Lateralization of opioid receptors in turtle visual cortex

The opioid μ-agonist morphine, the δ-agonist [-Ala², -Leu⁵]enkephalin (DADL) and the κ-agonist bremazocine locally applied to the surface of turtle visual cortex inhibited the orthodromic evoked potential (EP; fast negative component N₁). After application of the σ-agonist SKF 10.047 the inhibition was followed by facilitation of EP. The lack of cross-desensitization to the inhibitory action of opioids upon EP indicates that the drugs exert their effects via different opioid receptors. Bremazocine and morphine predominantly inhibited the left cortical EP, whereas DADL was a potent inhibitor of the right cortical EP. Thus, the opioid receptors which modulate evoked electrical activity of the left visual cortex (LVC) apparently belong mostly to the κ- and μ-type, while σ-receptors were predominantly responsible for the modulation of electrical activity in the right visual cortex (RVC).
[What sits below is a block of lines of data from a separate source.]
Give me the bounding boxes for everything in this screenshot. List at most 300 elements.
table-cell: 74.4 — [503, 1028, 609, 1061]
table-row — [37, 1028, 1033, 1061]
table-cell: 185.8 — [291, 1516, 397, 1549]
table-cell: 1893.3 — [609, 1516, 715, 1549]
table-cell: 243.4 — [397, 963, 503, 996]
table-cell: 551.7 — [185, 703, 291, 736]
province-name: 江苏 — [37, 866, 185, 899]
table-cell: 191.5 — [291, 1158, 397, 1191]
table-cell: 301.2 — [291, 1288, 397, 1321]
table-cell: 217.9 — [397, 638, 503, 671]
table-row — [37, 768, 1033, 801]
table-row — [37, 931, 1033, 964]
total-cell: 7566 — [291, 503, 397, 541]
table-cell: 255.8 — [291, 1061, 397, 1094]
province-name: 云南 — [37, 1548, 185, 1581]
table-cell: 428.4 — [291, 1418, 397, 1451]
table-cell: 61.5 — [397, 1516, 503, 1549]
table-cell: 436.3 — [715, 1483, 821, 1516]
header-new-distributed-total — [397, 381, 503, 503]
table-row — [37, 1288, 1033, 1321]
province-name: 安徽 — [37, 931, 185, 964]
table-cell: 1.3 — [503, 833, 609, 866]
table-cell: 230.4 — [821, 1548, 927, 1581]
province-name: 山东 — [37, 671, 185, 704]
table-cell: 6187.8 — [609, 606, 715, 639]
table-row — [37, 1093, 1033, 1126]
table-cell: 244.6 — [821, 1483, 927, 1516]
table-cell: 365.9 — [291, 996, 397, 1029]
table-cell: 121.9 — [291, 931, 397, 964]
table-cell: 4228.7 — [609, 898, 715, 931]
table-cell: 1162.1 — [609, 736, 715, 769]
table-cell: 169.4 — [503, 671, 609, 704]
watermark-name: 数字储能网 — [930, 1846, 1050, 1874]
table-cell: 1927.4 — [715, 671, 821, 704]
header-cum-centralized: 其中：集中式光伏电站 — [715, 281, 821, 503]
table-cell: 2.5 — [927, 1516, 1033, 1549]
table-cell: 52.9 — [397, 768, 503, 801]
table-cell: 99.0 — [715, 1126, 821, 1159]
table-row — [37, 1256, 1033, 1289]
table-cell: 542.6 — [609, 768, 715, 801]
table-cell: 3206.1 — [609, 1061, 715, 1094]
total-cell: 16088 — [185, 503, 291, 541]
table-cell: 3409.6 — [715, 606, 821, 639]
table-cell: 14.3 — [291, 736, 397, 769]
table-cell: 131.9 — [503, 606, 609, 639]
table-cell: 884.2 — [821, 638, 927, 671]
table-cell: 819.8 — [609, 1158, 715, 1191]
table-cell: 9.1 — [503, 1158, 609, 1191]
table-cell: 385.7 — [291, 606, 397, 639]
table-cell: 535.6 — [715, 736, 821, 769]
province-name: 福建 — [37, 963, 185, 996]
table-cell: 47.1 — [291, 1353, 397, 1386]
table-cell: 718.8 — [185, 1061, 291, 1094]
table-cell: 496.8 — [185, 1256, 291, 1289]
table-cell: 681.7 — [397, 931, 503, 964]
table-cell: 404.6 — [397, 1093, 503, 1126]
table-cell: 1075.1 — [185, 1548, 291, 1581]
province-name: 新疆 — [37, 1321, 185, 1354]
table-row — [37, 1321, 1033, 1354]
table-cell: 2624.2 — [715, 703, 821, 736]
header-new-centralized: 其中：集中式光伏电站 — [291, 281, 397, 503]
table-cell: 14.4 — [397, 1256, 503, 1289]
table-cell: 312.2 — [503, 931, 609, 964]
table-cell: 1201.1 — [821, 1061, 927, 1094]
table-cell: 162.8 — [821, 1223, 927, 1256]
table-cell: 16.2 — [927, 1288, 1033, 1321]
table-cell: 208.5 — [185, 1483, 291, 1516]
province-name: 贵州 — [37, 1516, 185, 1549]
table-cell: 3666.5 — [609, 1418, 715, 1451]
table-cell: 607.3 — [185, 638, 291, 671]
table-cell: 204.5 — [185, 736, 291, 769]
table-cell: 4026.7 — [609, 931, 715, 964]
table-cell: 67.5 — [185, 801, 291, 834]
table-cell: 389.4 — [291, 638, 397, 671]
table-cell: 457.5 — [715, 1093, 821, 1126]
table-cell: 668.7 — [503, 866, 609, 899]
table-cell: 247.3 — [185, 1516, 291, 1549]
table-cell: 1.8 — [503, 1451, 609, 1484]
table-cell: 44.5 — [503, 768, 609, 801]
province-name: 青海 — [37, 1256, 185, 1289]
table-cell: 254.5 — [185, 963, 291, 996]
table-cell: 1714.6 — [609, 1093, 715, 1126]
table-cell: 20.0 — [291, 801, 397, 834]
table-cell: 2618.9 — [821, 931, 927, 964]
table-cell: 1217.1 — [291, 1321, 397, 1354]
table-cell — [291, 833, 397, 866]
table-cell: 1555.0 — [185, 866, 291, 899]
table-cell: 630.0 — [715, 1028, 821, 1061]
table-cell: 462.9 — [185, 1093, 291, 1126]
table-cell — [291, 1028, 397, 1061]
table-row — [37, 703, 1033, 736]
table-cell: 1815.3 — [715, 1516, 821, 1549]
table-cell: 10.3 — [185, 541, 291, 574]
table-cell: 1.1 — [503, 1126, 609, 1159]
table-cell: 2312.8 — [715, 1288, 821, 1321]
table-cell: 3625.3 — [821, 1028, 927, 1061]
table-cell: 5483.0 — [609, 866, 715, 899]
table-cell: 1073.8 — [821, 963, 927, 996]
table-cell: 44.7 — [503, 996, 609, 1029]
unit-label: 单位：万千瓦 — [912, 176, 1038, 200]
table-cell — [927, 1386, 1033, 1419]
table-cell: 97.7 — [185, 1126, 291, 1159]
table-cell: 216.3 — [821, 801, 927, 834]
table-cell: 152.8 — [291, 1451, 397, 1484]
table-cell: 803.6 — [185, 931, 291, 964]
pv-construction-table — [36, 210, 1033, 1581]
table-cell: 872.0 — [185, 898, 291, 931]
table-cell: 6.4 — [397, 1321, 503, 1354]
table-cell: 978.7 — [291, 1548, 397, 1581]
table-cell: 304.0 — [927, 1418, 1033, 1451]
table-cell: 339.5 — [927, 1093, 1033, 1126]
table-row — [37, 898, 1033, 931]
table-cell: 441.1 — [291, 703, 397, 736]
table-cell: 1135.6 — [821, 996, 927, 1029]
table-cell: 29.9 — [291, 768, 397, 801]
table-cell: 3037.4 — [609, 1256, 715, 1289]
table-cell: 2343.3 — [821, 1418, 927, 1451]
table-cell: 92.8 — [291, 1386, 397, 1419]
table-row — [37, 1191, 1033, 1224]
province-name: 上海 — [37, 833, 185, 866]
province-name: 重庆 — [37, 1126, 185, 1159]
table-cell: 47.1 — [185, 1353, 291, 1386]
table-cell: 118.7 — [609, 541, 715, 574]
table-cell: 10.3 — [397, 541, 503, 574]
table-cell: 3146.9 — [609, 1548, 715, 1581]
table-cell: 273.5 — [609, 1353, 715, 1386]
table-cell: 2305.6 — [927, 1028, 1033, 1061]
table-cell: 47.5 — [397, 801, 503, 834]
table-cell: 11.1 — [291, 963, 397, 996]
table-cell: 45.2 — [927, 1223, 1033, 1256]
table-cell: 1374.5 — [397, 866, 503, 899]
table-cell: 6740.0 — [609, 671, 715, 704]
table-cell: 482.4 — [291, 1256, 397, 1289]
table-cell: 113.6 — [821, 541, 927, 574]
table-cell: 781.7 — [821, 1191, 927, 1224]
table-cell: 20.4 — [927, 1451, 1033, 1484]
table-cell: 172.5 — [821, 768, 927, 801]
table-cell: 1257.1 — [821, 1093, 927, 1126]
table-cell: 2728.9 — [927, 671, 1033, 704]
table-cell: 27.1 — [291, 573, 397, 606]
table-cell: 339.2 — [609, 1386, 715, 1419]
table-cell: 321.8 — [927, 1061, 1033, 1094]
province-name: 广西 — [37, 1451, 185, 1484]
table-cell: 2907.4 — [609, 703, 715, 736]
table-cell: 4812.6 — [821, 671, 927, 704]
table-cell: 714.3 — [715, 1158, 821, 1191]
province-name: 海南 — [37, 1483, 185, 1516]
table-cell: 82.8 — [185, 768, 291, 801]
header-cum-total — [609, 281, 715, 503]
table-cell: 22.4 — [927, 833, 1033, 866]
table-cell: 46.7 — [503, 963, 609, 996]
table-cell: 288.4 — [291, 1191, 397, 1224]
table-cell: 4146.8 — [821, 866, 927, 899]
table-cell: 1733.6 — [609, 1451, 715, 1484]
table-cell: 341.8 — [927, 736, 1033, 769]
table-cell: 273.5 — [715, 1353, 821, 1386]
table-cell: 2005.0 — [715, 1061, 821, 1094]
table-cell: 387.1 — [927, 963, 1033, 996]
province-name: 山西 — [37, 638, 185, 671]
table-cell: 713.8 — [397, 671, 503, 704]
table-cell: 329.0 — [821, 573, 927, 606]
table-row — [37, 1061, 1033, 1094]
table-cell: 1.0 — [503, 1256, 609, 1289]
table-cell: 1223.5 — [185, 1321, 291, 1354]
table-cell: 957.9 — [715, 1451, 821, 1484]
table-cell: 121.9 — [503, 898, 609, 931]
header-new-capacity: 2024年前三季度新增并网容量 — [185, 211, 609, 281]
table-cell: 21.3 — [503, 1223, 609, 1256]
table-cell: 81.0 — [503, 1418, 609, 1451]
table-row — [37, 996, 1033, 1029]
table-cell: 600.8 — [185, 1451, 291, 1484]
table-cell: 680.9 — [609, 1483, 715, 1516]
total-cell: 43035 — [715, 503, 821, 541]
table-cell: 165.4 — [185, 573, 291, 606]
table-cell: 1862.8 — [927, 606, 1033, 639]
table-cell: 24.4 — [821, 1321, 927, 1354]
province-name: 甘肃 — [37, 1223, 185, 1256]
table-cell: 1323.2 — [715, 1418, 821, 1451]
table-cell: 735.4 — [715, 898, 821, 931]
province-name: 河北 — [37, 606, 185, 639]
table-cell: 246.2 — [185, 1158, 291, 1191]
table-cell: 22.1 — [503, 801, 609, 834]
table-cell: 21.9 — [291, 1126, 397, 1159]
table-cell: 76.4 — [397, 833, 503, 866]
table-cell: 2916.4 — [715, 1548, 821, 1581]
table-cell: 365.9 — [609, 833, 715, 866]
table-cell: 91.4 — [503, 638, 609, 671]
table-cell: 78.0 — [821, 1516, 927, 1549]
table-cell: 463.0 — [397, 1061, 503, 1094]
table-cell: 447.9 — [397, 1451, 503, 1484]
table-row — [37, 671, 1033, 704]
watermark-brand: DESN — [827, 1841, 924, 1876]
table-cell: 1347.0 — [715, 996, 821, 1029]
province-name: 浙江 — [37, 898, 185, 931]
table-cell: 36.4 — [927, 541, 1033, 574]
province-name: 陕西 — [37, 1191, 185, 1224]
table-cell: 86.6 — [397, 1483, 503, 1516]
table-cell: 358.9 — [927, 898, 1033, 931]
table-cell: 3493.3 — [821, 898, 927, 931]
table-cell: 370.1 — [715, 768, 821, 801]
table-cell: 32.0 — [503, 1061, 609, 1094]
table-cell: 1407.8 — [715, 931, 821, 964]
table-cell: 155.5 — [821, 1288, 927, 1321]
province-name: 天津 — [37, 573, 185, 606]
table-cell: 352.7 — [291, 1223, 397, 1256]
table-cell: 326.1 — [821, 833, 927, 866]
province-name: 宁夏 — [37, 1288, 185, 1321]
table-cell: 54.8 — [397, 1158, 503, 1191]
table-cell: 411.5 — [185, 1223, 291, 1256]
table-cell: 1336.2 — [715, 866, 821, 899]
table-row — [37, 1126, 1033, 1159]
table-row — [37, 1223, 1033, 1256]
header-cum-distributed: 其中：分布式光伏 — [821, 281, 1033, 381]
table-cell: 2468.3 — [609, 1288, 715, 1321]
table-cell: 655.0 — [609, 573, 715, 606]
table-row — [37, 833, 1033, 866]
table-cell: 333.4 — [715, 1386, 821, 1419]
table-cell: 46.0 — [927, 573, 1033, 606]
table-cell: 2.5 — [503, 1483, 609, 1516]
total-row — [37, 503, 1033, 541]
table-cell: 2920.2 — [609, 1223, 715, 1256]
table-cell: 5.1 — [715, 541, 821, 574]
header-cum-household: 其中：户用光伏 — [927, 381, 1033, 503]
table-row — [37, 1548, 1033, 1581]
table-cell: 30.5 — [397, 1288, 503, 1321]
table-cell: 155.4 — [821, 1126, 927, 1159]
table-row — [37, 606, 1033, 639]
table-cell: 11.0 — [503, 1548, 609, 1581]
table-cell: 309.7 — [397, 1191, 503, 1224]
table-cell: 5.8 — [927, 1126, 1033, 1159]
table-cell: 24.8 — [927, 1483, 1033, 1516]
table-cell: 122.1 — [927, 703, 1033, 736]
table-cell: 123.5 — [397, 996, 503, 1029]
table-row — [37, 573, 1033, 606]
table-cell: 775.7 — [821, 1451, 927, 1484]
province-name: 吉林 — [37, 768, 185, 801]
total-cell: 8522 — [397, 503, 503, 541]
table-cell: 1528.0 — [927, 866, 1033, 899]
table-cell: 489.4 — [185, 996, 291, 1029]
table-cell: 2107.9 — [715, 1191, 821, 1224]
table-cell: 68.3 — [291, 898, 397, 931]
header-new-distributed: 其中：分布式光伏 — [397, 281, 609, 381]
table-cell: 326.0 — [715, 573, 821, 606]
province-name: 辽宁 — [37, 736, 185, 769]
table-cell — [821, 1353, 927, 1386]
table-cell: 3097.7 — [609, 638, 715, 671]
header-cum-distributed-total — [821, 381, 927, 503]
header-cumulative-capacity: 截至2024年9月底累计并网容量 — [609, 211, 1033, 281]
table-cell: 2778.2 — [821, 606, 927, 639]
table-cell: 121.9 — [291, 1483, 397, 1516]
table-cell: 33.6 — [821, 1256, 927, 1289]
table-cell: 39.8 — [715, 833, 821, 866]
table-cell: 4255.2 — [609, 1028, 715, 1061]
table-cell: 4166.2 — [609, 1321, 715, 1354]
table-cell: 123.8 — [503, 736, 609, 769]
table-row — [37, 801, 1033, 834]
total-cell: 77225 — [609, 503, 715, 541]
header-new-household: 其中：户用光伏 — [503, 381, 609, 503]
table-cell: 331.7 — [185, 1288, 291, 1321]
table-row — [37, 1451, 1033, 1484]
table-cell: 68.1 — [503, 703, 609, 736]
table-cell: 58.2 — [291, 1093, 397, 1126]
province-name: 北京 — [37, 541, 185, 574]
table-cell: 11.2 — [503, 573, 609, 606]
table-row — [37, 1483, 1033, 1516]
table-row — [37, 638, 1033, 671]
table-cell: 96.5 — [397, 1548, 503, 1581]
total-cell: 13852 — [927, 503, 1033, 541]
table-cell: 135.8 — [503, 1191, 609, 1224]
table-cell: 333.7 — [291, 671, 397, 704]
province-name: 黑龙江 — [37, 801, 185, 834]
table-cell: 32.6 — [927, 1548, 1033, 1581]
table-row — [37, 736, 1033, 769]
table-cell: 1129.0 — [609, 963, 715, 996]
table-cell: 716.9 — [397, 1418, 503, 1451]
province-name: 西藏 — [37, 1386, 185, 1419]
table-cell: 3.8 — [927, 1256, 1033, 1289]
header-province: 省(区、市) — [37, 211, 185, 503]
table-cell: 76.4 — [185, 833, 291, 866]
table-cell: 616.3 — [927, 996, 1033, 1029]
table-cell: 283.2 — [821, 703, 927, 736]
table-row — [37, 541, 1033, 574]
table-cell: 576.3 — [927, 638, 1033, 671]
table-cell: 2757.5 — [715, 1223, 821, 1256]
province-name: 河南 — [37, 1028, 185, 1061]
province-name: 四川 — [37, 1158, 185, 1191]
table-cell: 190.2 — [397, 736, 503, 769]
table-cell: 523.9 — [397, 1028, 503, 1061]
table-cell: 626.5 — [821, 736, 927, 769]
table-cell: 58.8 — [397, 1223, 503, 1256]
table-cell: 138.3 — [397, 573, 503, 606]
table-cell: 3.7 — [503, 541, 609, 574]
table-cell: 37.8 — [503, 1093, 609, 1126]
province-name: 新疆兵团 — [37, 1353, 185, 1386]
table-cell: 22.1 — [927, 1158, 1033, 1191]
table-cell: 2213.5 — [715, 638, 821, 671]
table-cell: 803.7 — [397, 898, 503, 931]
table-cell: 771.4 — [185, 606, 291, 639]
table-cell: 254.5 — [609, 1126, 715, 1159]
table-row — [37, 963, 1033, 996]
Besides, we have studied in vivo binding of the κ-agonist [³H]ethylketocyclazocine ([³H]EKC) and the σ-agonist [³H]DADL to LVC and RVC. The binding was specific and could be accounted for by the interaction with membrane opioid receptors and/or specific uptake of these drugs by cortex cells. [³H]EKC and [³H]DADL exhibited a more effective binding to LVC and RVC membranes, respectively. The results obtained in vitro apparently indicate that LVC and RVC differ in the number of κ- and σ-binding sites. Thus, turtle brain may have a side-specific mechanism for selective neurochemical regulation of neuron activity in LVC and RVC realized predominantly via κ- and σ-receptor, respectively.